Sgranai gli occhi sconvolta. «Non azzardarti a fare un altro passo», lo avvertii.
«Elizabeth?» chiese facendo capolino con la testa. «Che cosa ci fai qui?»
«Dovrei essere io a farti questa domanda.» strillai lanciandogli addosso tutto quello che avevo a portata di mano, compreso ciò di cui aveva bisogno. La velocità con cui schivò anche l'ultimo oggetto che cadde miseramente per terra, mi impressionò.
«Vedi? Non era poi così difficile.» esclamò con un risolino.

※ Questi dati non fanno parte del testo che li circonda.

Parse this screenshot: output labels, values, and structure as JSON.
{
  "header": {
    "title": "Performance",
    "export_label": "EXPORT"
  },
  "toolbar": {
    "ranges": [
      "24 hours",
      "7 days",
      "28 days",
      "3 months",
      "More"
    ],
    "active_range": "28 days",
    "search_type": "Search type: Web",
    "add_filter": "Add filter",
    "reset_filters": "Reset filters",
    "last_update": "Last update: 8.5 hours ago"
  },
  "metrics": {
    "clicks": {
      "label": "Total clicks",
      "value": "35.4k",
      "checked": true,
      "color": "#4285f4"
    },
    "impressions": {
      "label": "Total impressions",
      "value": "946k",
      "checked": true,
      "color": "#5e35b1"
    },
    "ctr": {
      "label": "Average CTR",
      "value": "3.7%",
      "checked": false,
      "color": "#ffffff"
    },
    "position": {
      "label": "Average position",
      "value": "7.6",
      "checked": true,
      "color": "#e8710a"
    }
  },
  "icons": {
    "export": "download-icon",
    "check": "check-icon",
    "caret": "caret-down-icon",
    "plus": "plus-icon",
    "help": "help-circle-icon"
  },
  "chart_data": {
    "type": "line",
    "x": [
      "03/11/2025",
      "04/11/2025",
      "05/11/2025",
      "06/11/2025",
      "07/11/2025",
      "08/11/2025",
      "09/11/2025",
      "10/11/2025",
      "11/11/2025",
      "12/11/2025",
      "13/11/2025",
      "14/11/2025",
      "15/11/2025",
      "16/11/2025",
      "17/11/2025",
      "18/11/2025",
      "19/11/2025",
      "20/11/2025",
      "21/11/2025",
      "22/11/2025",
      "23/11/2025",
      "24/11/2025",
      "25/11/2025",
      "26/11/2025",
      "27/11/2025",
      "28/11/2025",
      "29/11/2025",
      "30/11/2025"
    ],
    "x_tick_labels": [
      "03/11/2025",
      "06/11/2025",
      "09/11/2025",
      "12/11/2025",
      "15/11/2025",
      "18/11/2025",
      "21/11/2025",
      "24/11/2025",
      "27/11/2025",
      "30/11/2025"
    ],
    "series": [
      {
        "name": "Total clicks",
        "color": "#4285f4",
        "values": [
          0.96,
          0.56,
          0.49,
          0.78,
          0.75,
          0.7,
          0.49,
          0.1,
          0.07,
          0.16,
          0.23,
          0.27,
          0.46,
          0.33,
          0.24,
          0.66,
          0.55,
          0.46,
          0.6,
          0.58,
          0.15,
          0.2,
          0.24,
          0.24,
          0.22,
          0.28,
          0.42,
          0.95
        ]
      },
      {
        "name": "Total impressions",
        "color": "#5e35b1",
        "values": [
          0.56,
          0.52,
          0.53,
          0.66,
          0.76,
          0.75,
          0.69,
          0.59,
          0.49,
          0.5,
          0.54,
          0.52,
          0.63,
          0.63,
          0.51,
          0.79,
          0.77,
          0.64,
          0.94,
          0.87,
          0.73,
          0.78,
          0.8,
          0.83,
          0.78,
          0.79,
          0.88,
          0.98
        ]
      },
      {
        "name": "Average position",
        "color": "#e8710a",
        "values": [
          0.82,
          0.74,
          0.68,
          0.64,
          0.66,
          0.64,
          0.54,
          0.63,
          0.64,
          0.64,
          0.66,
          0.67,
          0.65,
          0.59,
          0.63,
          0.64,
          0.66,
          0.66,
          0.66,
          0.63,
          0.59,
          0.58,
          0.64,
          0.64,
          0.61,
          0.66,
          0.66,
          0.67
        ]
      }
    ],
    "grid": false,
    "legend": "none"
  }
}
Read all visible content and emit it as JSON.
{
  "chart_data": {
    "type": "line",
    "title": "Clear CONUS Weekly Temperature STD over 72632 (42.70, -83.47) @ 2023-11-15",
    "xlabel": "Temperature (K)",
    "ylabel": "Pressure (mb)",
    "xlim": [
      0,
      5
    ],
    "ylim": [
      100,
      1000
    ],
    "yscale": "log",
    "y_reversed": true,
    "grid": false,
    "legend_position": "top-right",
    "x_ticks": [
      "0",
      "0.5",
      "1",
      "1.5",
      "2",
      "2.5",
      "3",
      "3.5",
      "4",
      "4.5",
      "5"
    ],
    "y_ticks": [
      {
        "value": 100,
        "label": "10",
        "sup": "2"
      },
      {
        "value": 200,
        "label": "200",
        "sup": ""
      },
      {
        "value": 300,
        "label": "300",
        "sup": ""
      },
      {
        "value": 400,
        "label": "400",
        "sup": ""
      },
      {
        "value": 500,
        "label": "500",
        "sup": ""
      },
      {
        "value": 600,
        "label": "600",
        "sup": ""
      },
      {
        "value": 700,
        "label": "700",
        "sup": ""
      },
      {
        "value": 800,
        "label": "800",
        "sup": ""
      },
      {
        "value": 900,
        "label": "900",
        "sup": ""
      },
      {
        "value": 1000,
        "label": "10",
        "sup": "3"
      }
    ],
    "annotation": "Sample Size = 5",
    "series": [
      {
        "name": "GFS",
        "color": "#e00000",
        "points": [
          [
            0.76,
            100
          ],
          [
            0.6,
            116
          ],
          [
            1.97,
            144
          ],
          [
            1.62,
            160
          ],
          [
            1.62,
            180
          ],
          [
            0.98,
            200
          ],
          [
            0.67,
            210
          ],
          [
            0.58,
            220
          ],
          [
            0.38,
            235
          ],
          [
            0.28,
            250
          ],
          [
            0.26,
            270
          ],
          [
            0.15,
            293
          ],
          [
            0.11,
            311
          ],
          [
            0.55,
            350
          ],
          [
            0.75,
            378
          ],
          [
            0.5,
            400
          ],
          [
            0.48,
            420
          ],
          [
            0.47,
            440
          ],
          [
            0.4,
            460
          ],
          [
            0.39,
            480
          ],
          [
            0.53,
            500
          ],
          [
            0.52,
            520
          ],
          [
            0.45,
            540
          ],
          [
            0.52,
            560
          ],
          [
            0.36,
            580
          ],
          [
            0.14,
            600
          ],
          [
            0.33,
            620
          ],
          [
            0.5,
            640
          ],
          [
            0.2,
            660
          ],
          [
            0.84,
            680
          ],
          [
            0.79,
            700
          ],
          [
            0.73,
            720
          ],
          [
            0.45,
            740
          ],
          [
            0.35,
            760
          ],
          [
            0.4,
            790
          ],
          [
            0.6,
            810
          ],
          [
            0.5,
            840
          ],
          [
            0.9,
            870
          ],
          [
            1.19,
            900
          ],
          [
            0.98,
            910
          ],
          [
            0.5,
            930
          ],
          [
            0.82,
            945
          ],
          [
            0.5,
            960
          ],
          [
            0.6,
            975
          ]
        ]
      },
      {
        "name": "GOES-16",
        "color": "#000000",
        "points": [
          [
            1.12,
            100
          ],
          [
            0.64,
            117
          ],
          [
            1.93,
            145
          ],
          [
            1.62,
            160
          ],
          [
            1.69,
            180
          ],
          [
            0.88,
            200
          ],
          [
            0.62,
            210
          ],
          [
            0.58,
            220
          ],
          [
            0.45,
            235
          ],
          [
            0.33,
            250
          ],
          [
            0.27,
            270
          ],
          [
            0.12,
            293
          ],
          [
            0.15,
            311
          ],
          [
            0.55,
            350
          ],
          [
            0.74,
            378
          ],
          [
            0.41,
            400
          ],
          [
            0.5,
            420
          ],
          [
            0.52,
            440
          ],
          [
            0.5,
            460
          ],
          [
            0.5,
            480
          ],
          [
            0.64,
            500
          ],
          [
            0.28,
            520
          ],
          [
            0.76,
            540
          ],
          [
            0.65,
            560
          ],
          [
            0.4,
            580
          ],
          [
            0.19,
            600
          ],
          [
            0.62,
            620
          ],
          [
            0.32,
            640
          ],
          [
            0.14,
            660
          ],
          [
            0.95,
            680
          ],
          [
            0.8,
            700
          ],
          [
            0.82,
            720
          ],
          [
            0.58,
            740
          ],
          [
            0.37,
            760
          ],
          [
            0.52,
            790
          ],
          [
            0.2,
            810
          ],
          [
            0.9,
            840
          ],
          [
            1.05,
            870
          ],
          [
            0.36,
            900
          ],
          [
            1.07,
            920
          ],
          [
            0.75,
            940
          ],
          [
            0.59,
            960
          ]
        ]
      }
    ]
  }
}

Strinsi gli occhi fessura, infastidita dalla sua assurda insolenza, dopodiché mi sedetti per terra, avvolgendo le braccia attorno alle mie infreddolite ginocchia. A quella sfuriata seguì un lungo ed imbarazzante silenzio in cui nessuno dei due provò a parlare. E quando mi lasciai andare ad un insolito sospiro angosciato, mi domandai se fosse ancora lì o se fosse andato via. «Logan?» chiesi con un filo di voce.
«Si?» lo sentii dire dall'altro capo della stanza.
Sorrisi. «Sparisci!» esclamai, rivolta più a me stessa che a lui.
Mentre il rumore dei suoi passi pareva andare di pari passo con i battiti incontrollati del mio cuore, mi sembrò di sentirlo sogghignare. «In asciugamano sei decisamente più sexy.» gridò subito dopo essersi lasciato la porta alle spalle.